20 maio 2007

NELSON DE OLIVEIRA - São Paulo (Brasil)






(...)
«Em Algum lugar em parte
alguma não há lugar para o lugar-comum. Até mesmo os estereótipos mais resistentes - tão presentes na tevê, no cinema, na música e nos livros pretensiosos - caem por terra abatidos pela ironia e pelo humor. Entre esses estereótipos estão os requentados do realismo literário. Apesar de os contos aqui reunidos partirem muitas vezes de sérias questões sociais, o ponto de chegada é sempre a literatura de qualidade (rica em fantasia), jamais o panfleto ou a matéria jornalística.

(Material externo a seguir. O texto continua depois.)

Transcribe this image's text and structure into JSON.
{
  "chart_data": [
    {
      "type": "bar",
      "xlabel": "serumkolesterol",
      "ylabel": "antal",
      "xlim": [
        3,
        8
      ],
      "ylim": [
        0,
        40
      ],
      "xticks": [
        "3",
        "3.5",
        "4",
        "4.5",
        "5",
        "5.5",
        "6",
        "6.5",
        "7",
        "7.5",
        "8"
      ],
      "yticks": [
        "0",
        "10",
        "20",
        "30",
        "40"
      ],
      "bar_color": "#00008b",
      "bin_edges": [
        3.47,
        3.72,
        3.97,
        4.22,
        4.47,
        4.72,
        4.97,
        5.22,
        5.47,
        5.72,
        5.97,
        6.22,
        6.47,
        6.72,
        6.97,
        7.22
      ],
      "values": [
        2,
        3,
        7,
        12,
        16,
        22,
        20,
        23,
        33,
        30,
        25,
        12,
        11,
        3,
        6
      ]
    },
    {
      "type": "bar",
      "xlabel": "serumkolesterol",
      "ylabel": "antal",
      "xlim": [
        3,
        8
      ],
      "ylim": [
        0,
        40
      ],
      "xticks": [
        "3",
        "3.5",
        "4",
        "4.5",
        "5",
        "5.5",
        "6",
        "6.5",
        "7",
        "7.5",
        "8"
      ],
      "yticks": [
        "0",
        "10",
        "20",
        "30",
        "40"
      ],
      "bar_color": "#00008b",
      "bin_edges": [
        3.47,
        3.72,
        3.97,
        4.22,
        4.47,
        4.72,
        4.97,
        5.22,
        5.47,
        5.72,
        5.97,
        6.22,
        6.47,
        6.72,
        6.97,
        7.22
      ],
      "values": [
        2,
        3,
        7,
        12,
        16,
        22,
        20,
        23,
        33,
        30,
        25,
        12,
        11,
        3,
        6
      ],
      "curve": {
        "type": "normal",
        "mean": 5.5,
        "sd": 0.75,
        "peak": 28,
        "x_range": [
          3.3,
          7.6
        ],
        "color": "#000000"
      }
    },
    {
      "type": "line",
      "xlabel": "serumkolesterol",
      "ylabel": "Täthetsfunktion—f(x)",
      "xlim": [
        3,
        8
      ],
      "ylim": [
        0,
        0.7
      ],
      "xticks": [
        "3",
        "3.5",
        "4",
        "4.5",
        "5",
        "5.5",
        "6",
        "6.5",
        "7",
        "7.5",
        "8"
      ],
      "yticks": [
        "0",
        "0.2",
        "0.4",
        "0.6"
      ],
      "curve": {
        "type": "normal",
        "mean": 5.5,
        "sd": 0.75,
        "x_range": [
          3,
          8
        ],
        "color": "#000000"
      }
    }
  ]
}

A solitária senhora no parque municipal, Senhora aos Domingos, o menino perdido entre os feirantes , Pobre patinho Frank cheio de si e de vento, a mulher envolvida com o Carnaval e os vagabundos, Marli, o casaal de favelados da metrópole esquizofrénica , Algum lugar em parte alguma, a família subitamente acossada pelos porcos, Os antepassados, os porcos, e o rapaz sem identidade fixa, O irmão brasileiro, todas essas criaturas vivem conflitos mil vezes mais ricos, amplos e iluminados do que os nossos.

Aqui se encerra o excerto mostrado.